In der weiter schwelenden Affäre um den Geheimdienst NSA will Joachim Gauck bei Obama „zu Teilen“ Verständnis für die Enttäuschung vieler Bürger in Deutschlands ausgemacht haben, die sich überwacht fühlten. Allerdings monierte Gauck ein „Überzeichnen der Gefahren“. Tenor: Amerika ist nicht der Feind in diesem Spiel. Der frühere Pfarrer aus Rostock war der erste Bundespräsident seit 18 Jahren, der im Weißen Haus empfangen wurde. Zuletzt wurde Roman Herzog diese Ehre 1997 beim damaligen US-Staatsoberhaupt Bill Clinton zuteil.

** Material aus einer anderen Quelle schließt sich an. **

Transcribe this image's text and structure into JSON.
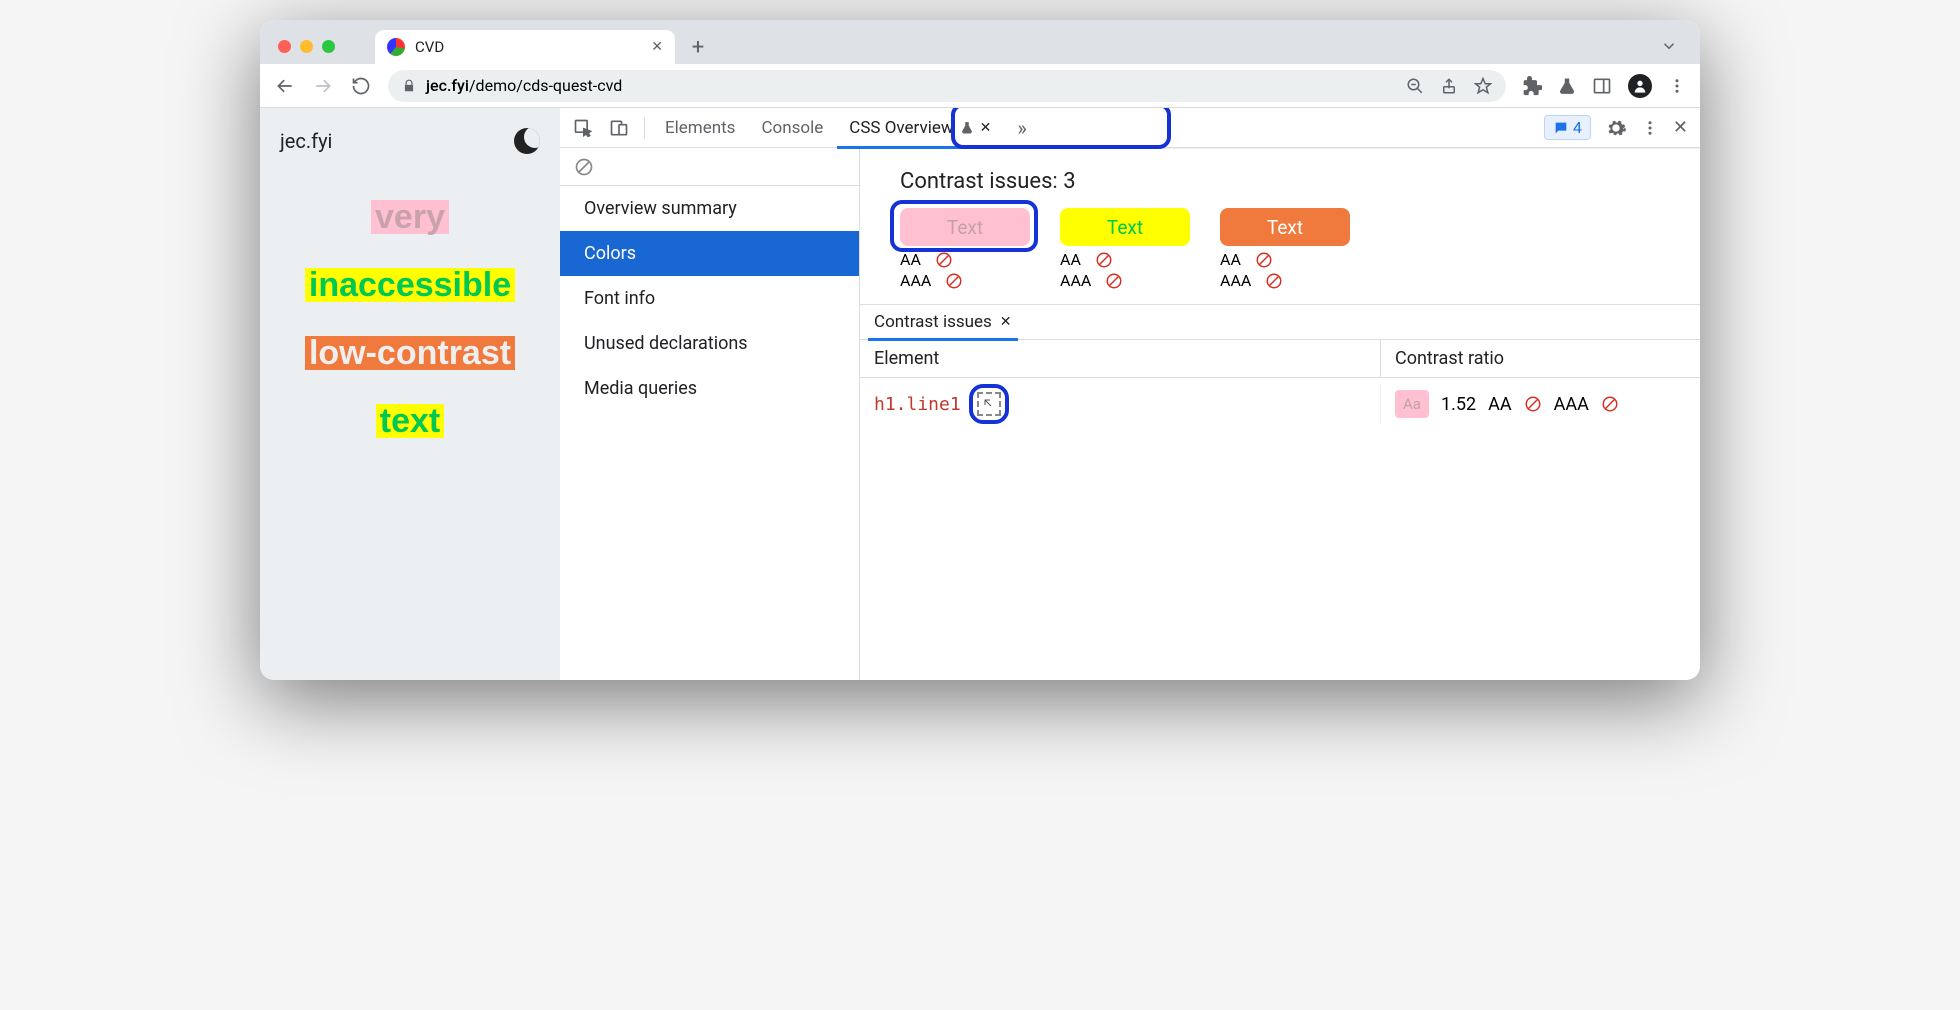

Amerikanische Medien, nach dem erst wenige Tage zurückliegenden Besuch des Papstes und des chinesischen Präsidenten gewissermaßen erschöpft, nahmen von der Visite des deutschen Staatsoberhauptes bisher so gut wie keine Notiz. „Wir wissen, dass Kanzlerin Merkel die Richtlinien der Politik bestimmt – und nicht euer Präsident“, sagte am Vorabend beim Einheitsempfang der Deutschen Botschaft bei Spezialitäten wie Kassler, Rollmops, Maultaschen und Leberkäse ein schmunzelnder Redakteur der „New York Times“.

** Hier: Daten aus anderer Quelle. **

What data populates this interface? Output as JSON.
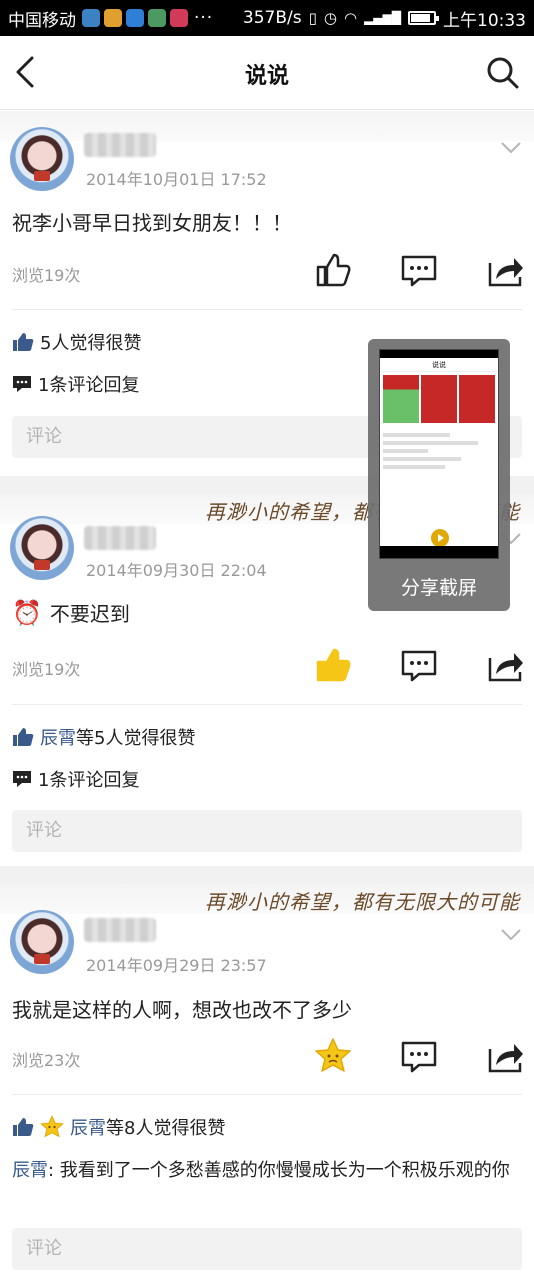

Auch deshalb begab sich die deutsche Seite selbst in die Spur. In einem Namensartikel in der „Washington Post“, rechtzeitig vor seiner Fahrt im Blaulichtkonvoi ins Weiße Haus erschienen, umriss Gauck das Grundanliegen seiner Reise: Bitte mehr amerikanischen Einsatz in Deutschland und Europa – keinesfalls weniger. „Amerika gewinnt, wenn es sich in Europa engagiert.“ Andernfalls drohe Instabilität. „Ein Europa ohne Amerika wäre ein historischer Rückschritt.“

Beim Dauerbrandherd Syrien wünscht Gauck sich eine klare Führungsrolle der USA. Die plastische Begründung lieferte er zuvor am Ende seiner Rede vor der Universität in Philadelphia: „Die Amerikaner waren ja auch im Nahen Osten aktiv, um Verhältnisse zu verändern, Diktatoren zu stürzen, neue Gesellschaften zu errichten“, sagte er auf die Frage eines Studenten, „und aus diesen Einsätzen heraus sind ja auch Flüchtlingsbewegungen entstanden. Da beißt die Maus keinen Faden ab.“

Im direkten Gespräch mit Obama fielen die Worte entschieden bescheidener aus. Die „schrecklichen Verwicklungen“ in Syrien erforderten mehr gemeinsames Vorgehen, sagte Gauck. Er wünsche sich darum, dass die „große humanitäre Aufgabe“ der Flüchtlingsversorgung nicht nur in Europa, sondern auch in den USA „Betrachtung findet“. Reaktionen? Obama habe ein „sehr klares Bild davon, was Deutschland in der Syrien-Frage leistet“ und mit Nachdruck die „Vorbildrolle Deutschlands in Europa“ gelobt. Nicht mehr. Und nicht weniger.